A Prediction Approach for the Functional Effects of Non-Coding Gene Variants

Yurtdas G., Aslan K., Ozyer S. T., Ozyer T., Kaya M., ALHAJJ R.

23rd International Arab Conference on Information Technology, ACIT 2022, Abu Dhabi, United Arab Emirates, 22 - 24 November 2022 identifier

  • Publication Type: Conference Paper / Full Text
  • Doi Number: 10.1109/acit57182.2022.9994094
  • City: Abu Dhabi
  • Country: United Arab Emirates
  • Keywords: Deep Learning, Functional interaction network, Non-coding genes, protein-protein interaction network
  • Istanbul Medipol University Affiliated: Yes


The aim of this study is to develop an approach for predicting the functional effects of variants of non-coding genes which have great importance in human genetics. Non-coding genes have formed a very vital field of study since they have a high effect on diseases.
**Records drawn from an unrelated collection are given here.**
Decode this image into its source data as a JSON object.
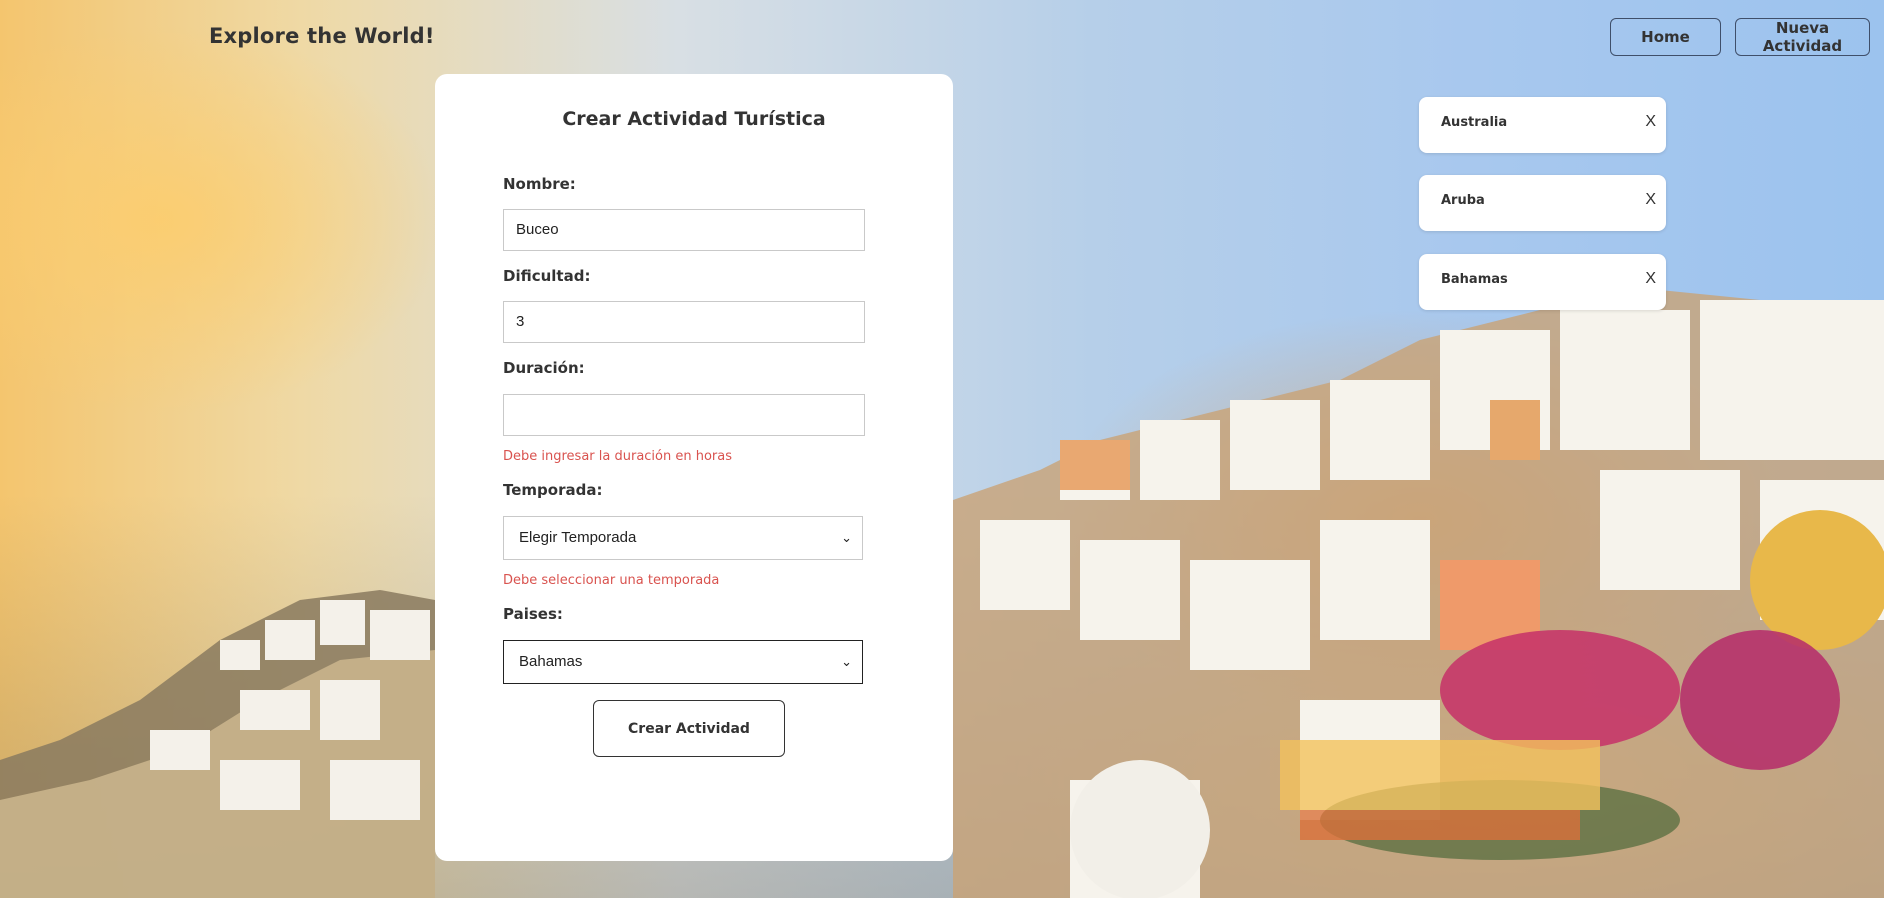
{
  "header": {
    "brand": "Explore the World!",
    "nav": [
      {
        "label": "Home"
      },
      {
        "label": "Nueva Actividad"
      }
    ]
  },
  "form": {
    "title": "Crear Actividad Turística",
    "nombre": {
      "label": "Nombre:",
      "value": "Buceo"
    },
    "dificultad": {
      "label": "Dificultad:",
      "value": "3"
    },
    "duracion": {
      "label": "Duración:",
      "value": "",
      "error": "Debe ingresar la duración en horas"
    },
    "temporada": {
      "label": "Temporada:",
      "selected": "Elegir Temporada",
      "error": "Debe seleccionar una temporada"
    },
    "paises": {
      "label": "Paises:",
      "selected": "Bahamas"
    },
    "submit_label": "Crear Actividad"
  },
  "selected_countries": [
    {
      "name": "Australia",
      "remove": "X"
    },
    {
      "name": "Aruba",
      "remove": "X"
    },
    {
      "name": "Bahamas",
      "remove": "X"
    }
  ],
  "colors": {
    "error": "#d9534f",
    "card": "#ffffff",
    "nav_border": "#3f4f6a"
  }
}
However, little is known about non-coding genes compared to coding genes, and they are found in the body almost 9 times more than coding genes. This is a critical issue, and i t is very important to predict the effects of these genes, which are so abundant in the body and difficult to understand. This exhibits the motivation of the study described in the paper. For this purpose, an extensive literature review was first conducted, and possible datasets that could be used were examined. Then, using Python programming language, we developed a prediction model with high accuracy. After investigating how important non-coding gene variants are, and in what areas they can be used, we decided to use a functional interaction network from the deep learning models as the most suitable method. We used STRING (Search Tool for the Retrieval of Interacting Genes/Proteins) which is a biological database and web resource of known and predicted protein-protein interactions. As a second step, we generated feature vectors. After checking the overlap of non-coding genes, we extracted three types of feature vectors. Identifying protein interaction network in Python, the outcome describes the interplay between the biomolecules encoded by genes. It allows to understand the complexities of cellular functions, and even predict potential therapeutics. As a last step, we implemented a deep learning model which included three fully connected (FC) layers, also known as dense layers, with dimensions 40, 10, and 2, respectively. Experimental results demonstrate that the proposed method captured high accuracy values.